Old age is associated with a high prevalence of metabolic alterations like type 2 diabetes mellitus (DM) and preOM 0ointly 'dysglycemia'), and with an immunologic decline associated with higher risk of developing and dying from lung infections like pulmonary tuberculosis (PTB). These immune-metabolic alterations are accompanied by failure in other organ systems (lung, brain, skeletal muscle), leading to increased morbidity and mortality. Understanding these interactions and detecting them early is critical for delaying, preventing or restoring an individual's organ system health. The underlying mechanisms for immunometabolic alterations are unknown, but our joint studies in humans and mice with and without Mycobacterium tuberculosis (M.tb) infection provide support for the role of oxidative stress and associated inflammation as a driver. Accordingly, in our Hispanic human cohort, we find that systemic oxidative stress is higher in TB or DM patients, and exacerbates age effects. We hypothesize that aging-related immunometabolic changes that drive organ failure are largely originated from impaired mitochondria-driven oxidative stress pathways. We will test these hypotheses, conducting snap-shot and longitudinal studies in humans. We will identify the age at which these changes initiate and the most affected pathway, focusing on monocytes attained from relatively non-invasive specimens. i.e., blood. These studies will take advantage of a well-defined Hispanic clinical cohort at the Texas-Mexico border and our established team of field investigators. In Aim 1, we will determine: i) when altered measures of mitochondria-induced oxidative stress and immune dysfunction are first detected in blood and monocytes during the process of aging, to identify the most effective age for interventions. In Aim 2, we will determine the impact of host biological perturbations (dysglycemia and PTB) on these outcomes. We will further evaluate if PTB may serve as a new model of accelerated aging, given its association with inflammation and oxidative stress. Overall, results will provide the foundation for future clinical testing selected interventions in-vivo and monitoring individualized responsiveness with simple biomarker testing, to promote extended cellular health and organ system healthspan.

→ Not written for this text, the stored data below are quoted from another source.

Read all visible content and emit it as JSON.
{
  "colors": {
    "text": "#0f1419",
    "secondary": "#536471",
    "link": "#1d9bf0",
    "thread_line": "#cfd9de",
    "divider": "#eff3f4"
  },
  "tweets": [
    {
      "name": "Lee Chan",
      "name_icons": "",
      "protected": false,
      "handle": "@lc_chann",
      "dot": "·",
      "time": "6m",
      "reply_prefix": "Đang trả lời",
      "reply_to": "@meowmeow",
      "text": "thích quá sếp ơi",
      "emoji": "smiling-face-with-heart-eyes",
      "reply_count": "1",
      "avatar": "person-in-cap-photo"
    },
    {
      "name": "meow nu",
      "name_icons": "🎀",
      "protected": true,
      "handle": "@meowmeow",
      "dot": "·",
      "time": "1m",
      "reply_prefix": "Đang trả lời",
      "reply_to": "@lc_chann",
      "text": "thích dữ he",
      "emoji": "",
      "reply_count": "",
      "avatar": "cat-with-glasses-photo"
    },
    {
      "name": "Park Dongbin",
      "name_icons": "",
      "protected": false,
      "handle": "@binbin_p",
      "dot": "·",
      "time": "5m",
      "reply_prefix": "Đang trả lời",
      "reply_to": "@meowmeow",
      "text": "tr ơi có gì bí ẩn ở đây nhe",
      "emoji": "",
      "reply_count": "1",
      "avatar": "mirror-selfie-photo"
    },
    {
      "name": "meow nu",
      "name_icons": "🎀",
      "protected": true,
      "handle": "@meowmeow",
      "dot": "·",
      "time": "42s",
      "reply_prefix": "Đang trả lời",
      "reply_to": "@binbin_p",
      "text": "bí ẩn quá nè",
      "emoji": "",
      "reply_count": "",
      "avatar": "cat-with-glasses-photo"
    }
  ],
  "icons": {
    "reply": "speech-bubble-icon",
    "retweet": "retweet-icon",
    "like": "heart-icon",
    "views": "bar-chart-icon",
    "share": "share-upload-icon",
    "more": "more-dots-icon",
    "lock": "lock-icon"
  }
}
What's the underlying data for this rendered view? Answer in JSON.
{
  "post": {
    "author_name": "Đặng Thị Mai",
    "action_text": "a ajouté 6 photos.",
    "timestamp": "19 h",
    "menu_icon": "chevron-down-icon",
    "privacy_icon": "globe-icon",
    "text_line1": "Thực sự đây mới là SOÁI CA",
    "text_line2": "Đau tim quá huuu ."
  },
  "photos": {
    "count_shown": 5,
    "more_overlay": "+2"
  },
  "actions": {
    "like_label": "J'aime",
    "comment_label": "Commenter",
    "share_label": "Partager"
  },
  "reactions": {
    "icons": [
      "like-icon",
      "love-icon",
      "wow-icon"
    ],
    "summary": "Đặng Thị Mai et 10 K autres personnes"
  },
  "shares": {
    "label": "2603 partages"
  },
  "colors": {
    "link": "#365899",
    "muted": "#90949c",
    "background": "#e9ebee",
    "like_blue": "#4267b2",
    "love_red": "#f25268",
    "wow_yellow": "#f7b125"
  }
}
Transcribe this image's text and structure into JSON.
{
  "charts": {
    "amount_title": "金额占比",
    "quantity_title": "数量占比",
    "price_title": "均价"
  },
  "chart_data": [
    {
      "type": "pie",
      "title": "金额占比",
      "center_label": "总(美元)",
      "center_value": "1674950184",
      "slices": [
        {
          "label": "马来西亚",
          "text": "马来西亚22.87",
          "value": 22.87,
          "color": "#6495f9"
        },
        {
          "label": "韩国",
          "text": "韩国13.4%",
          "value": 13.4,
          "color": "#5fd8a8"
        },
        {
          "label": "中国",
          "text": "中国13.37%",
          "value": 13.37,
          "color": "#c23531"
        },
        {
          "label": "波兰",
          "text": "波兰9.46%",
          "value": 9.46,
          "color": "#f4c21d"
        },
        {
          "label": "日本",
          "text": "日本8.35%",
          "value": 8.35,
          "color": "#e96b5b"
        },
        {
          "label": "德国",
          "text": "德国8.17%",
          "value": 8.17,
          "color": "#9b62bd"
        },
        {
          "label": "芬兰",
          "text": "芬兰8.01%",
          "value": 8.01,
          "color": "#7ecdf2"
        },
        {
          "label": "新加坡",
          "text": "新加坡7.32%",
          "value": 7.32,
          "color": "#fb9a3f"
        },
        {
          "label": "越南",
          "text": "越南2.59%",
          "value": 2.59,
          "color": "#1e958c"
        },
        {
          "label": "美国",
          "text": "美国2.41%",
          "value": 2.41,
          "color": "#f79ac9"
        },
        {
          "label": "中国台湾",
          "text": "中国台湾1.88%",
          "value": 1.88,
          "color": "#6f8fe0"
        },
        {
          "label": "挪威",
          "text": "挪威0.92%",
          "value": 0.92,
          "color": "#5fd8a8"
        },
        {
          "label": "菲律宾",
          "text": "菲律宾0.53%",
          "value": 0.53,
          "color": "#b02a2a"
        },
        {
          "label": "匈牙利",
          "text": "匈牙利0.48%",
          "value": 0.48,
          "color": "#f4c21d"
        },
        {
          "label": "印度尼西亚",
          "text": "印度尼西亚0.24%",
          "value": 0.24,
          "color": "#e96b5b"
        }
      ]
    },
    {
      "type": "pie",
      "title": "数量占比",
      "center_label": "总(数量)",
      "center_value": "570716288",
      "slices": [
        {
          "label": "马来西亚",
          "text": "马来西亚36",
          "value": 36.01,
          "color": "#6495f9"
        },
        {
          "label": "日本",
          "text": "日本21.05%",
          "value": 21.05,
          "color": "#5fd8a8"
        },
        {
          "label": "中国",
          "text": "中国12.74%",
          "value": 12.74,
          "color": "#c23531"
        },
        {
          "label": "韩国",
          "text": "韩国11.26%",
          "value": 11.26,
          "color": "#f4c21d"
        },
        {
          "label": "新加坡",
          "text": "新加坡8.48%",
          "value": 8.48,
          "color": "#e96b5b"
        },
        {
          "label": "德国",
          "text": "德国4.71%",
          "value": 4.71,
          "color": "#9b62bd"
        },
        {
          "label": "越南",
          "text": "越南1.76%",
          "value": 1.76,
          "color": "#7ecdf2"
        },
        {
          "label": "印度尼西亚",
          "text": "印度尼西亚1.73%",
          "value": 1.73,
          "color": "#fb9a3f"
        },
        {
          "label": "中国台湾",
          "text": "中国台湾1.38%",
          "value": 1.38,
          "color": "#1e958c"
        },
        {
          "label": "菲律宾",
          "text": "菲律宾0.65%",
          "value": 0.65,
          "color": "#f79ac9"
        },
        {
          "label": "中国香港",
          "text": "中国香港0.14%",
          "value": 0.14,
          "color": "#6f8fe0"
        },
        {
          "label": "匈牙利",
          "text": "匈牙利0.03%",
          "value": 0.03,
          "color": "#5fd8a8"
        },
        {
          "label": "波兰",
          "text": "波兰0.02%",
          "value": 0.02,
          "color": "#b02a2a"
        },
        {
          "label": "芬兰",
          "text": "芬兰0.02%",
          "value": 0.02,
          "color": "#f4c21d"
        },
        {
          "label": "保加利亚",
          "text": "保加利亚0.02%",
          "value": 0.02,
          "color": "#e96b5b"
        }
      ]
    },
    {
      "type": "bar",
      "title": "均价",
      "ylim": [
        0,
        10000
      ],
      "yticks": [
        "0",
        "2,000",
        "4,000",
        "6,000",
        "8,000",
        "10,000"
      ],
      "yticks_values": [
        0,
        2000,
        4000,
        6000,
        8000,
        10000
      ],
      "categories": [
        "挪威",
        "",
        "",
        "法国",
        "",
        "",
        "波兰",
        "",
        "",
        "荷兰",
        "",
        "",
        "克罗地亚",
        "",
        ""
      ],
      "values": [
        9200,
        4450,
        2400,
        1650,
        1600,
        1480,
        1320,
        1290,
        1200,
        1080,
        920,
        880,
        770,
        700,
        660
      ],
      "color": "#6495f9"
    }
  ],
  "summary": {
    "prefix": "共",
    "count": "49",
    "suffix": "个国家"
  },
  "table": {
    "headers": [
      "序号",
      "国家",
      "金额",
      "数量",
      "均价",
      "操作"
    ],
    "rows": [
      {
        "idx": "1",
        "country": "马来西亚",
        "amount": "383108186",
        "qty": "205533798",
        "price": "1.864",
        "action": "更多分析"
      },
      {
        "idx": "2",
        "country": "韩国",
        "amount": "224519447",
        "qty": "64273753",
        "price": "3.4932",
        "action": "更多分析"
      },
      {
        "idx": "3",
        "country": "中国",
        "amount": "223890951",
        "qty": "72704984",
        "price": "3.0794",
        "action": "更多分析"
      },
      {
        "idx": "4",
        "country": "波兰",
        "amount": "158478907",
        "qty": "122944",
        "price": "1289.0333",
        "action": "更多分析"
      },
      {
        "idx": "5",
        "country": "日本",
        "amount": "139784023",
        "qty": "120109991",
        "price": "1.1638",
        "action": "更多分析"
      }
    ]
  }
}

老年与代谢改变的高流行有关，例如2型糖尿病（DM）和preom 0ointly'dysglycemia'），并且免疫学下降与发展和垂死的风险更高有关 从肺结核（PTB）等肺部感染中。这些免疫代谢的改变伴随 通过其他器官系统（肺，大脑，骨骼肌）的失败，导致发病率和死亡率增加。 了解这些互动并尽早检测它们对于延迟，防止或恢复至关重要 个体的器官系统健康。免疫代谢改变的基本机制尚不清楚，但 我们在人类和小鼠有和没有结核分枝杆菌（M.TB）感染的联合研究提供 支持氧化应激和相关炎症作为驱动器的作用。因此，在我们的西班牙裔 人类队列，我们​​发现TB或DM患者的全身氧化应激较高，并加剧年龄的影响。 我们假设与衰老相关的免疫代谢变化驱动器官衰竭主要起源于 线粒体驱动的氧化应激途径受损。我们将测试这些假设，进行快照 和人类的纵向研究。我们将确定这些变化启动和受影响最大的年龄 途径，重点是从相对非侵入性标本获得的单核细胞。即血液。这些研究会 利用德克萨斯州 - 墨西哥边境和我们既定的团队的明确定义的西班牙裔临床队列 现场调查人员。在AIM 1中，我们将确定：i）当改变线粒体诱导的氧化措施时 在衰老过程中，首先在血液和单核细胞中检测到压力和免疫功能障碍，以鉴定 干预措施的最有效年龄。在AIM 2中，我们将确定宿主生物扰动的影响 （血糖和PTB）关于这些结果。我们将进一步评估PTB是否可以作为新模型 鉴于它与炎症和氧化应激的关联，加速衰老。总体而言，结果将提供 未来临床测试的基础，体内和监测个性化响应能力 通过简单的生物标志物测试，以促进扩展的细胞健康和器官系统健康范围。